Nitin Jain did not mince words on LinkedIn: "What a dirty company emergent.sh is. Dark patterns all around and zero support. I would strongly recommend against doing anything with this platform."
He is not alone.
Emergent Labs, an Indian AI startup that markets itself as a vibe coding platform where anyone can build apps starting at Rs.249, has been claiming revenue figures that have raised serious questions. The company announced $70 million in ARR. Around the same time, a Reddit user ran a social listening analysis across platforms and found something that did not add up.
If a company has millions of paying users, some of them talk about it online. That is how it works with every product that actually has traction — Lovable, Replit, Cursor, Perplexity. You search for them on X, on Reddit, and you find people discussing them, complaining about them, recommending them. The organic footprint is there.
With Emergent, it isn't. The brand mention count across social platforms was negligible compared to every competitor in the same category. The Reddit analyst summarised it plainly: if you have so many users who are paying, why aren't they talking about it?
The comments on that post filled in the blanks.
One user who actually used the product wrote: "Its shit. Their ad says start your next million dollar idea at Rs.249 but then deployment itself costs another 50 credits which is another expense. The credits get over so fast. Lovable has given a far better experience."

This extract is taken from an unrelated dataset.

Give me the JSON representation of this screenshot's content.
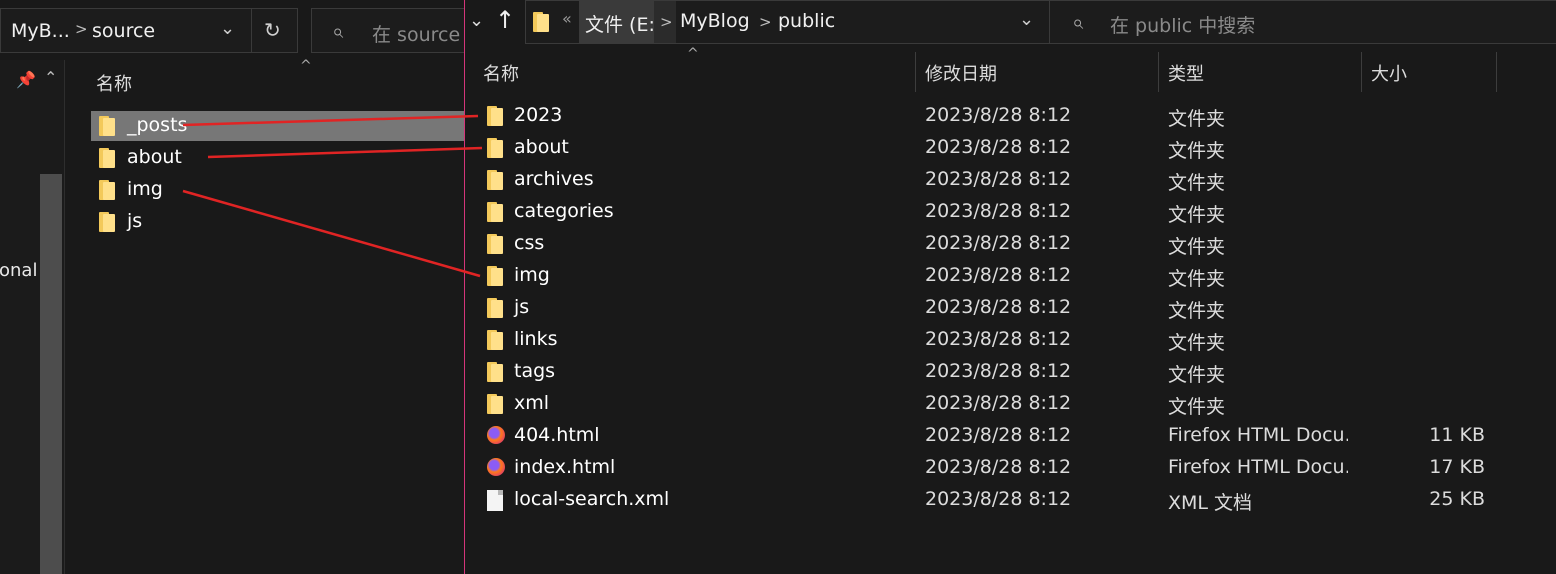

Another went further: "I have wasted thousands even after making my prompts by AI multiple times — mastering it and then stepping in — losing thousands. I want to save crores of all of you." They described the credit system as a trap: the entry price hooks you, the credits run out faster than expected, and every deployment stage costs more. Support, when contacted, reportedly told users the problem was their prompting, not the platform.
The CEO's track record came up too. His previous company, Dunzo, was paying 32 lakh base salary to new hires when the company's annual revenue was 18 lakhs. Dunzo later collapsed. Multiple commenters noted that pattern: heavy PR, aggressive fundraising, unsustainable unit economics, and eventually a quiet exit.
Emergent has since leaned hard into advertising — YouTube ads, LinkedIn posts, influencer partnerships. One commenter noted that heavy advertising from a startup is usually a signal of one of two things: a product that cannot grow organically, or something worse.
Nitin Jain's recommendation at the end of his post says it plainly: Claude Code direct works wonderfully well. The tools that actually work don't need to run ads telling you they work.
If you are considering Emergent for a project, read the reviews before you put money in. The credits system is designed to cost you more than the headline price suggests, the support is non-existent when things go wrong, and the revenue numbers the company is putting out do not match anything visible in the market.